Es ist wichtig zu betonen, dass diese Tools als Hilfsmittel dienen und die klinische Beurteilung durch den erfahrenen Rettungsdienstmitarbeitenden nicht ersetzen können.
Fieber senken in der Präklinik: Routinemaßnahme oder differenzierte Entscheidung?
Die präklinische Senkung von Fieber ist eine gängige Praxis. Es gibt jedoch zunehmend Hinweise darauf, dass moderates Fieber (unter 39,5°C) eine wichtige Rolle bei der Immunabwehr spielen kann. Studien deuten darauf hin, dass die routinemäßige Unterdrückung von moderatem Fieber die körpereigene Immunantwort beeinträchtigen und möglicherweise sogar die Krankheitsdauer verlängern könnte.
Im Kontext von Sepsis ist die Frage der Fiebersenkung noch komplexer. Einige Forschungsergebnisse deuten darauf hin, dass Fieber bei septischen Patienten sogar mit einer geringeren Sterblichkeit verbunden sein könnte als Normothermie oder Hypothermie. Die routinemäßige präklinische Anwendung von Fiebersenkern bei Verdacht auf Sepsis könnte daher möglicherweise schädlich sein, indem sie eine potenziell vorteilhafte Immunantwort stört.

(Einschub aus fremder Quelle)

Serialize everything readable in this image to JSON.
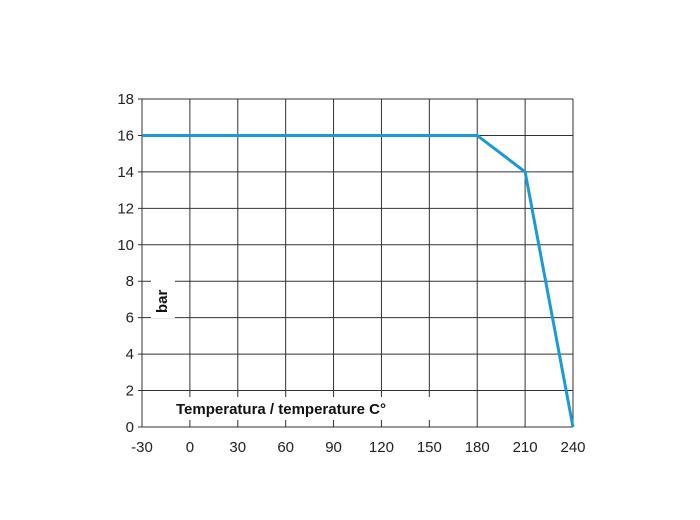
{
  "chart_data": {
    "type": "line",
    "title": "",
    "xlabel": "Temperatura / temperature C°",
    "ylabel": "bar",
    "x_ticks": [
      "-30",
      "0",
      "30",
      "60",
      "90",
      "120",
      "150",
      "180",
      "210",
      "240"
    ],
    "y_ticks": [
      "0",
      "2",
      "4",
      "6",
      "8",
      "10",
      "12",
      "14",
      "16",
      "18"
    ],
    "xlim": [
      -30,
      240
    ],
    "ylim": [
      0,
      18
    ],
    "grid": true,
    "series": [
      {
        "x": [
          -30,
          180,
          210,
          240
        ],
        "y": [
          16,
          16,
          14,
          0
        ],
        "color": "#1b9bd6"
      }
    ],
    "grid_color": "#333333"
  }
}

Fazit: Ein Aufruf zur Reflexion
Die präklinische Versorgung von Patienten mit Fieber und Verdacht auf Sepsis erfordert einen differenzierten Ansatz. Während die Senkung von hohem Fieber zur Linderung von Beschwerden und zur Vermeidung von Komplikationen wie Krampfanfällen wichtig sein kann, sollte die routinemäßige Senkung von moderatem Fieber, insbesondere bei Verdacht auf Sepsis, kritisch hinterfragt werden. Die aktuellen präklinischen Protokolle bieten oft wenig Flexibilität in dieser Frage. Es ist wichtig, dass Rettungsdienstmitarbeitende sich der potenziellen Vorteile von Fieber im Rahmen der Immunantwort bewusst sind und die Entscheidung zur Fiebersenkung im Kontext des gesamten klinischen Bildes und unter Berücksichtigung der aktuellen Leitlinien treffen. Dieser Beitrag soll als Denkanstoß dienen, um die gängige Praxis zu reflektieren und möglicherweise Raum für eine individualisiertere Patientenversorgung zu schaffen.